Predator To Scavenger, Gir Lions Possibly On A Turning Point

Gir Lions On The Verge Of Becoming Scavengers

Lions are known to be predatory animals, but recent studies have revealed the younger ones slowly marching on the path to becoming scavengers. The study was done by Wildlife Institute of India (WII), conducted in Gir Forest, which showed concerns over their alarming claims of the royal family of predators turning into scavengers for obvious reasons. 

The foundings by Wildlife Institute of India (WII) recorded a decline in natural hunting skills among young lions. The reason disclosed by WII pointed towards the dumped carcasses being fed to lion cubs, especially in tourism zones. 

The study titled ‘Spatially Explicit Density and Its Determinants For Asiatic lion In Gir Forest’, which is the western part of the Gir protected sanctuary having a density of 8.5 lions within a range of 100 sq km area. Out of the 368 sightings, 67 lions were spotted by researchers Y V Jhala, Kaushik Banerjee, Ujjwal Kumar, and Keshav Gogoi for their study. 

This research found young lions, instead of surviving on natural prey base and putting their hunting skills in action, seemed to be mostly dependent on animal carcasses. A number of lions were surprisingly found to be in tourism zones rather than roaming around chital and sambar, which are natural prey base. While, alarmingly enough, many young lions were even found to have compromised their hunting skills.  

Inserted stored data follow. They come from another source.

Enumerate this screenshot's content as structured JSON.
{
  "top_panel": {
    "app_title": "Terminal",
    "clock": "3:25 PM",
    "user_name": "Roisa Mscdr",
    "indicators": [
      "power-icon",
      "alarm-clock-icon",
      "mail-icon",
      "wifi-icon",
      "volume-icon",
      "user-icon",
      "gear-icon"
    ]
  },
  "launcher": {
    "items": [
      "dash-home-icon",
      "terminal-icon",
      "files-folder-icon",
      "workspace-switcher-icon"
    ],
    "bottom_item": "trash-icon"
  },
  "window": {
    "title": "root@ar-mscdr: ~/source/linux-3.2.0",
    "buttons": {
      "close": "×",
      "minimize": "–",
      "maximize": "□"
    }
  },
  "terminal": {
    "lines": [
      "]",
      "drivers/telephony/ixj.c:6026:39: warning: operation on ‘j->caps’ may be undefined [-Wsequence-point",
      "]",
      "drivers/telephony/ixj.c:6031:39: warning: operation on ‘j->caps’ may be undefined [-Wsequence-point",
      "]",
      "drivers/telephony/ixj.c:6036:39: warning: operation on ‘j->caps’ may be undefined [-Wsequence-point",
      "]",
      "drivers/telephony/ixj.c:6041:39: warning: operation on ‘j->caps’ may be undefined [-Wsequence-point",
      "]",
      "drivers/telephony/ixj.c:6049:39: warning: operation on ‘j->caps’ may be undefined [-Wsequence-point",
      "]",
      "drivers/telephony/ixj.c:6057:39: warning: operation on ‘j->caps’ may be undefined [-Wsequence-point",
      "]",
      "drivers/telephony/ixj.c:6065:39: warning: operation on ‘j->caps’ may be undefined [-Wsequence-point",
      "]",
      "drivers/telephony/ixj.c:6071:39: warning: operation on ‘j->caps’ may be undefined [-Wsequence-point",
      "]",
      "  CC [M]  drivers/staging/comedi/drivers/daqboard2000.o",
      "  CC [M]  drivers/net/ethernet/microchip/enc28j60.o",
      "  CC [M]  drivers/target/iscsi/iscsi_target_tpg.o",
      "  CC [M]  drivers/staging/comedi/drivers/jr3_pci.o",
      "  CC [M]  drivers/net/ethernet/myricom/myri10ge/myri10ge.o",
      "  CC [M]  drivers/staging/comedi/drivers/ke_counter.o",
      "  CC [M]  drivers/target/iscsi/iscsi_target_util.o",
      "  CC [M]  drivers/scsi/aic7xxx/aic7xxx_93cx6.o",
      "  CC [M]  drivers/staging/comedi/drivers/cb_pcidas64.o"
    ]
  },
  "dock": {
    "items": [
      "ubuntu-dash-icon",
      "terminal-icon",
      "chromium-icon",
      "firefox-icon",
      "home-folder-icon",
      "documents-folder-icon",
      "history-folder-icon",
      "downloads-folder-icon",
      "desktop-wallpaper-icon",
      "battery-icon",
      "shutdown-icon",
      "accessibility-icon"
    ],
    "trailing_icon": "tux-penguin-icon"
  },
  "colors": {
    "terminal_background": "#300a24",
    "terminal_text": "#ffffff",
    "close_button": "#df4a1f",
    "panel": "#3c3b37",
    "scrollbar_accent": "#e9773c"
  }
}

The study also forced light upon instances like the Maldhari’s dumping cattle outside their homes, in order to prevent lion attacks and increase tourism. Forest officials are also known to use animal carcasses to lure lions into tourism zones. The study further states, due to lions getting assured of their food from tourism zones, their hunting skills are often not put to use. 

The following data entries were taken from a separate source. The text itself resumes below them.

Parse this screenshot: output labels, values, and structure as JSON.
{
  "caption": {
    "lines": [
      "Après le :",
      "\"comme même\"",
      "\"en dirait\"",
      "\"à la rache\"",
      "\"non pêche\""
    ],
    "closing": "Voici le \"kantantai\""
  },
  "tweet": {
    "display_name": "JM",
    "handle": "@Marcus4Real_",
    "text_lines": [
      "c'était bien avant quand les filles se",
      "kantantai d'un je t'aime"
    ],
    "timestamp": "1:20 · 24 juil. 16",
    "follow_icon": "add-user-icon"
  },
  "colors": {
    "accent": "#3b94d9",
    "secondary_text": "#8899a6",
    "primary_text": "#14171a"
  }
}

The Gir forest is the only known area where lions naturally survive on Ungulates, rather than the human subsidies used elsewhere. However, with easy prey and food at hand, these lions are turning into scavengers from their original state of predators. 

With lions cubs being fed with animal carcasses, younger lions were found to be in jeopardy, lacking in natural predatory skills required for hunting which is eventually turning them into scavengers. 

This is a very concerning situation, as the study warns, lions having a lack of hunting skills may come in conflict with humans. This is because, with reduced hunting skills lions will only look for easy prey or livestock, which can come as a danger to humans.